Wes McLeod

Personal information
- Full name: Wesley McLeod
- Date of birth: October 24, 1957 (age 68)
- Place of birth: Vancouver, British Columbia, Canada
- Height: 5 ft 9 in (1.75 m)
- Positions: Forward; midfielder;

Youth career
- 1975–1976: Coquitlam Blue Mountain

Senior career*
- Years: Team / Apps / (Gls)
- 1976–1977: Vancouver Columbus FC (Italia)
- 1977–1984: Tampa Bay Rowdies / 188 / (34)
- 1979–1984: Tampa Bay Rowdies (indoor)
- 1984–1985: New York Cosmos (indoor) / 27 / (11)
- 1985–1992: Dallas Sidekicks (indoor) / 321 / (74)

International career
- 1976–1985: Canada / 18 / (1)

= Wes McLeod =

Canadian soccer player

Wes McLeod (born October 24, 1957) is a retired Canadian soccer player who earned eighteen caps with the Canadian national soccer team.

==Club career==
Born in Vancouver, British Columbia, Canada, McLeod spent his youth career with Coquitlam Blue Mountain. In 1976, he moved to Vancouver Columbus FC (Italia). In 1977 McLeod signed with Tampa Bay Rowdies of the North American Soccer League. Over eight seasons with the Rowdies, he was selected to the NASL's North American All-Star team in 1977, 1978, 1979, 1980, 1981 and 1982, a record six times. In August 1984, he signed with the New York Cosmos of the Major Indoor Soccer League. In February 1985, the Cosmos withdrew from the league and, McLeod signed with the Dallas Sidekicks on February 25, 1985. In seven seasons, he was a three-time All-Star and the 1989-90 Defender of the Year. He retired in May 1992. In September 2003 his number eight shirt was retired by the Sidekicks.

==National team==
McLeod made his Olympic team debut at 17 in 1975 against Poland in Toronto. A year later he was a member of the Olympic team at the Olympic Games in Montreal and had a memorable game against the Soviet Union in the Olympic Stadium. He was a member of Canada's national team in World Cup qualifying in 1976 and in 1980 and 1981. McLeod won 18 full international caps, scoring one goal.

===International goals===
Scores and results list Canada's goal tally first.
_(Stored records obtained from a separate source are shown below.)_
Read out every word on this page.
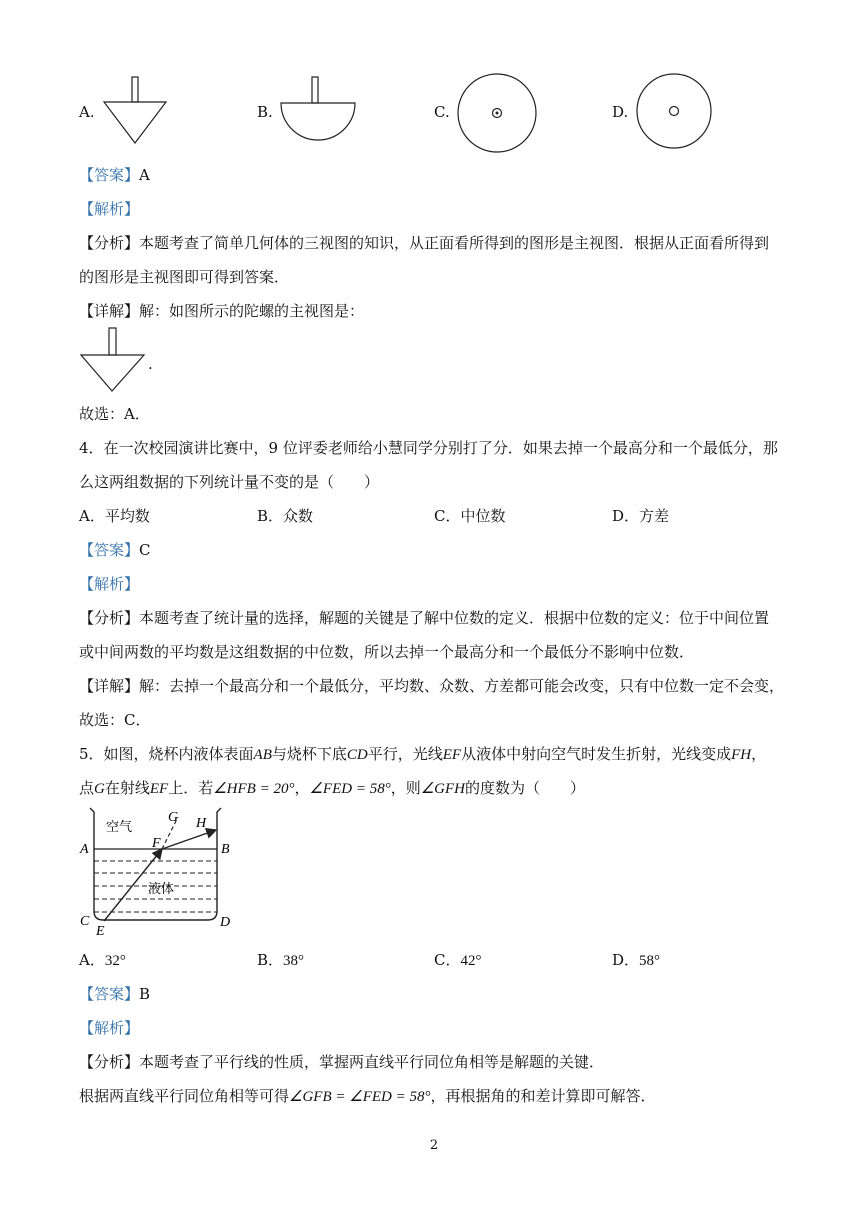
A.	B.	C.	D.
【答案】A
【解析】
【分析】本题考查了简单几何体的三视图的知识，从正面看所得到的图形是主视图．根据从正面看所得到
的图形是主视图即可得到答案．
【详解】解：如图所示的陀螺的主视图是：
.
故选：A．
4．在一次校园演讲比赛中，9 位评委老师给小慧同学分别打了分．如果去掉一个最高分和一个最低分，那
么这两组数据的下列统计量不变的是（　　）
A．平均数	B．众数	C．中位数	D．方差
【答案】C
【解析】
【分析】本题考查了统计量的选择，解题的关键是了解中位数的定义．根据中位数的定义：位于中间位置
或中间两数的平均数是这组数据的中位数，所以去掉一个最高分和一个最低分不影响中位数．
【详解】解：去掉一个最高分和一个最低分，平均数、众数、方差都可能会改变，只有中位数一定不会变，
故选：C．
5．如图，烧杯内液体表面AB与烧杯下底CD平行，光线EF从液体中射向空气时发生折射，光线变成FH，
点G在射线EF上．若∠HFB = 20°，∠FED = 58°，则∠GFH的度数为（　　）
空气
液体
A	B
C	D
E
F
G H
A．32°	B．38°	C．42°	D．58°
【答案】B
【解析】
【分析】本题考查了平行线的性质，掌握两直线平行同位角相等是解题的关键．
根据两直线平行同位角相等可得∠GFB = ∠FED = 58°，再根据角的和差计算即可解答．
2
| # | Date | Venue | Opponent | Score | Result | Competition |
|---|---|---|---|---|---|---|
| 1 | 21 November 1981 | Estadio Tiburcio Carías Andino, Tegucigalpa, Honduras | Cuba | 1–1 | 2–2 | 1982 FIFA World Cup qualification |

==Post-retirement==
In the fall of 1992, McLeod was hired to coach the Clearwater High School boys' soccer team.

In April 2005 McLeod was inducted into the Canadian Soccer Hall of Fame at the same time as his uncle Norm McLeod.
McLeod's #8 jersey was retired by the Sidekicks on January 24, 2004.